In fact, you can use this as a good motivation for meditation. You’re trying to find a happiness that doesn’t have to take anything away from anyone else, doesn’t harm anybody. We all want happiness, but if we take care in how we look for happiness, then it becomes something special. Otherwise it’s just everybody grubbing around and trying to find pleasures, grabbing what they can get.
That was the Buddha’s other vision before his awakening: seeing the world as a drying-up stream filled with fish who were fighting one another to get that last little bit of water, and they were all going to die. It was all pointless: a lot of pointless suffering. If we don’t have a sense of gratitude, and we don’t take care in how we go about finding happiness, we’re like those fish. If we do take care, we become more human. So that’s the first benefit.
The other benefit, of course, is that when you send thoughts of goodwill to others there are times when they can benefit immediately from that. This is something the forest ajaans talk a lot about: the currents of the mind. As you’re sitting here meditating, you’re actually broadcasting some good energy. The more stillness you have, the more concentration you have, the better the energy. And then you can dedicate it to others. Think of someone who may be suffering right now. In some cases, the people who are suffering now are especially sensitive, so it’s good to send goodwill to them. It can having a calming effect on their minds.
Now, how much they’ll actually benefit from your goodwill is something you can’t control. It’s as if you’re a radio station sending out signals: You have no control over whose radio is on and whether they’re tuned to your signal or not. But it is more likely that people who are suffering tend to be very sensitive, and as you can send a little extra oomph in their direction, it’s all to the good.
So to give a little juice to your practice of the brahmaviharas, start with the people you feel grateful for: not just people you like, but people you know have done something really good for you, who went out of their way for you.
When I first went to see Ajaan Fuang, it was shortly after my mother had died. One of the first instructions he gave to me was, “When you meditate, spread thoughts of goodwill to your mother. Dedicate the merit to your mother.”

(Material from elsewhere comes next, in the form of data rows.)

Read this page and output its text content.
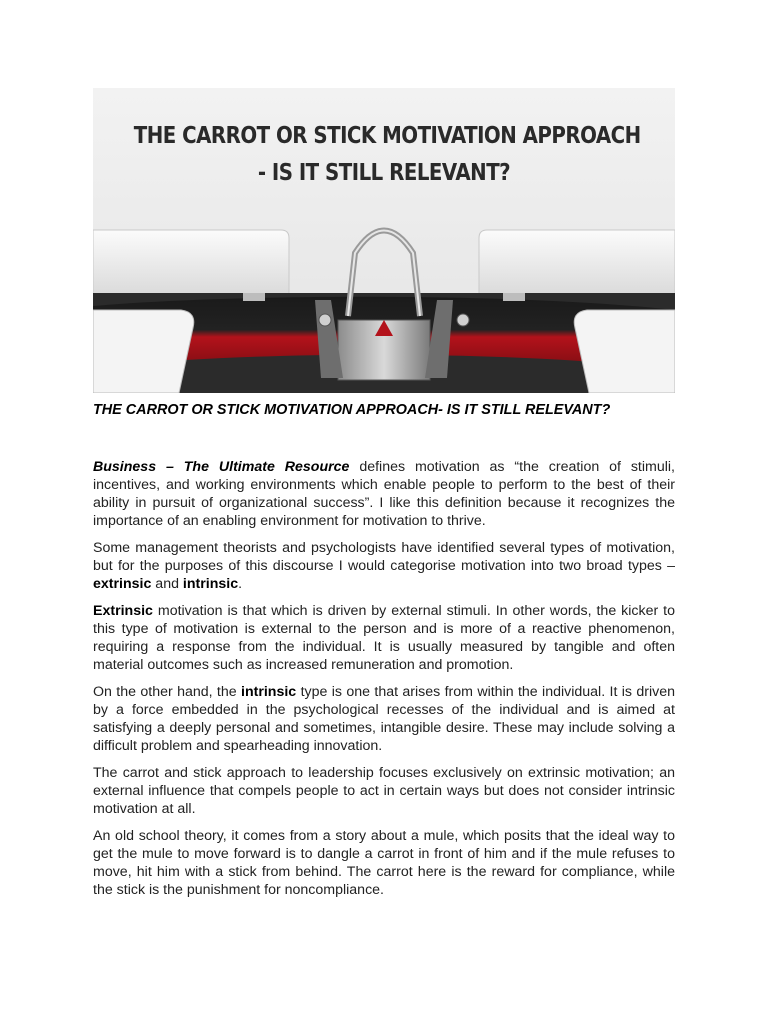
THE CARROT OR STICK MOTIVATION APPROACH
- IS IT STILL RELEVANT?
THE CARROT OR STICK MOTIVATION APPROACH- IS IT STILL RELEVANT?

Business – The Ultimate Resource defines motivation as “the creation of stimuli, incentives, and working environments which enable people to perform to the best of their ability in pursuit of organizational success”. I like this definition because it recognizes the importance of an enabling environment for motivation to thrive.

Some management theorists and psychologists have identified several types of motivation, but for the purposes of this discourse I would categorise motivation into two broad types – extrinsic and intrinsic.

Extrinsic motivation is that which is driven by external stimuli. In other words, the kicker to this type of motivation is external to the person and is more of a reactive phenomenon, requiring a response from the individual. It is usually measured by tangible and often material outcomes such as increased remuneration and promotion.

On the other hand, the intrinsic type is one that arises from within the individual. It is driven by a force embedded in the psychological recesses of the individual and is aimed at satisfying a deeply personal and sometimes, intangible desire. These may include solving a difficult problem and spearheading innovation.

The carrot and stick approach to leadership focuses exclusively on extrinsic motivation; an external influence that compels people to act in certain ways but does not consider intrinsic motivation at all.

An old school theory, it comes from a story about a mule, which posits that the ideal way to get the mule to move forward is to dangle a carrot in front of him and if the mule refuses to move, hit him with a stick from behind. The carrot here is the reward for compliance, while the stick is the punishment for noncompliance.
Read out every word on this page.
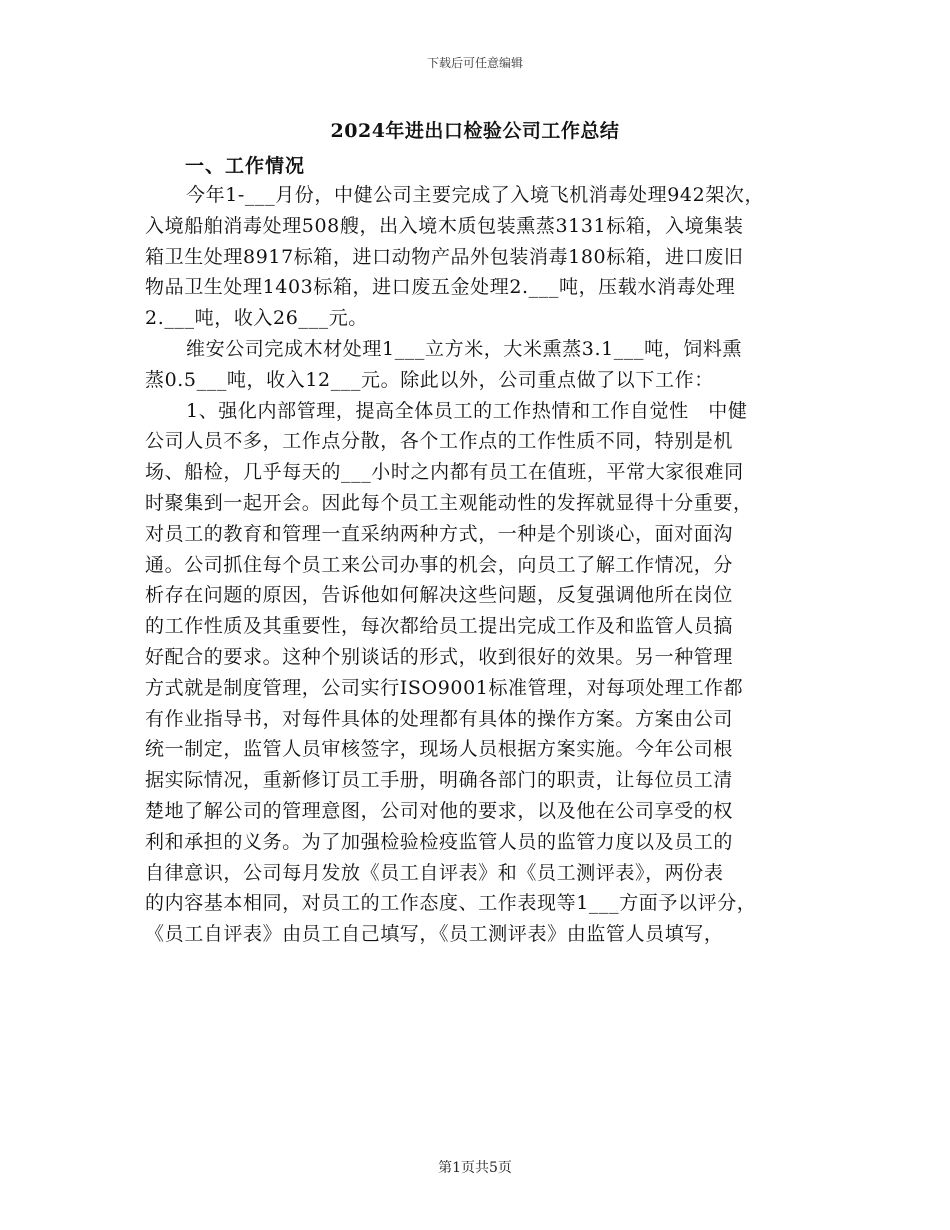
下载后可任意编辑
2024年进出口检验公司工作总结
一、工作情况
今年1-___月份，中健公司主要完成了入境飞机消毒处理942架次，
入境船舶消毒处理508艘，出入境木质包装熏蒸3131标箱，入境集装
箱卫生处理8917标箱，进口动物产品外包装消毒180标箱，进口废旧
物品卫生处理1403标箱，进口废五金处理2.___吨，压载水消毒处理
2.___吨，收入26___元。
维安公司完成木材处理1___立方米，大米熏蒸3.1___吨，饲料熏
蒸0.5___吨，收入12___元。除此以外，公司重点做了以下工作：
1、强化内部管理，提高全体员工的工作热情和工作自觉性　中健
公司人员不多，工作点分散，各个工作点的工作性质不同，特别是机
场、船检，几乎每天的___小时之内都有员工在值班，平常大家很难同
时聚集到一起开会。因此每个员工主观能动性的发挥就显得十分重要，
对员工的教育和管理一直采纳两种方式，一种是个别谈心，面对面沟
通。公司抓住每个员工来公司办事的机会，向员工了解工作情况，分
析存在问题的原因，告诉他如何解决这些问题，反复强调他所在岗位
的工作性质及其重要性，每次都给员工提出完成工作及和监管人员搞
好配合的要求。这种个别谈话的形式，收到很好的效果。另一种管理
方式就是制度管理，公司实行ISO9001标准管理，对每项处理工作都
有作业指导书，对每件具体的处理都有具体的操作方案。方案由公司
统一制定，监管人员审核签字，现场人员根据方案实施。今年公司根
据实际情况，重新修订员工手册，明确各部门的职责，让每位员工清
楚地了解公司的管理意图，公司对他的要求，以及他在公司享受的权
利和承担的义务。为了加强检验检疫监管人员的监管力度以及员工的
自律意识，公司每月发放《员工自评表》和《员工测评表》，两份表
的内容基本相同，对员工的工作态度、工作表现等1___方面予以评分，
《员工自评表》由员工自己填写，《员工测评表》由监管人员填写，
第1页共5页
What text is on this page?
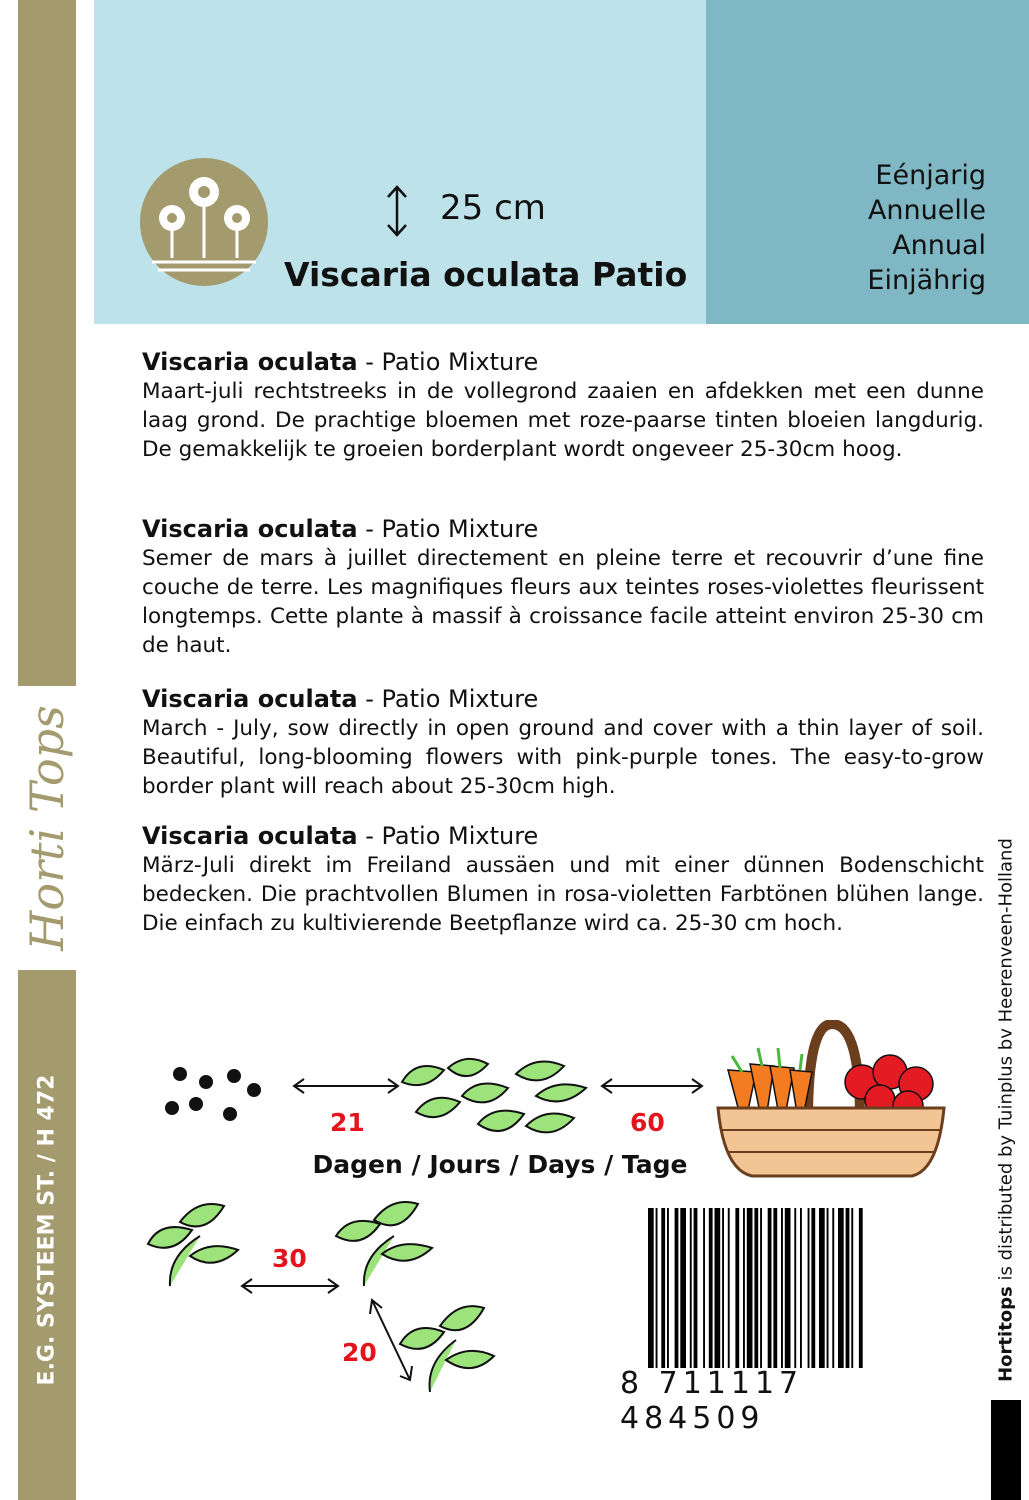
Horti Tops
E.G. SYSTEEM ST. / H 472
25 cm
Viscaria oculata Patio
Eénjarig
Annuelle
Annual
Einjährig
Viscaria oculata - Patio Mixture

Maart-juli rechtstreeks in de vollegrond zaaien en afdekken met een dunne laag grond. De prachtige bloemen met roze-paarse tinten bloeien langdurig. De gemakkelijk te groeien borderplant wordt ongeveer 25-30cm hoog.

Viscaria oculata - Patio Mixture

Semer de mars à juillet directement en pleine terre et recouvrir d’une fine couche de terre. Les magnifiques fleurs aux teintes roses-violettes fleurissent longtemps. Cette plante à massif à croissance facile atteint environ 25-30 cm de haut.

Viscaria oculata - Patio Mixture

March - July, sow directly in open ground and cover with a thin layer of soil. Beautiful, long-blooming flowers with pink-purple tones. The easy-to-grow border plant will reach about 25-30cm high.

Viscaria oculata - Patio Mixture

März-Juli direkt im Freiland aussäen und mit einer dünnen Bodenschicht bedecken. Die prachtvollen Blumen in rosa-violetten Farbtönen blühen lange. Die einfach zu kultivierende Beetpflanze wird ca. 25-30 cm hoch.

21	60
Dagen / Jours / Days / Tage
30
20
8 711117 484509
Hortitops is distributed by Tuinplus bv Heerenveen-Holland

So this is the fabric within which we practice: goodwill for everyone, along with a very strong sense of those for whom we have to be grateful, those who we’ve been dependent on. It’s not that we’re all One, but we are connected through our actions, so you want to make those connections good. And you can choose to make them good, starting with thoughts of gratitude and goodwill, and then making your mind more and more solid inside, because that, too, is a gift to others. It’s a way of thinking that allows the mind to put aside a lot of its issues with the world outside, its grievances with the world outside, and to create a softer landing here in the present moment as you settle down with the breath.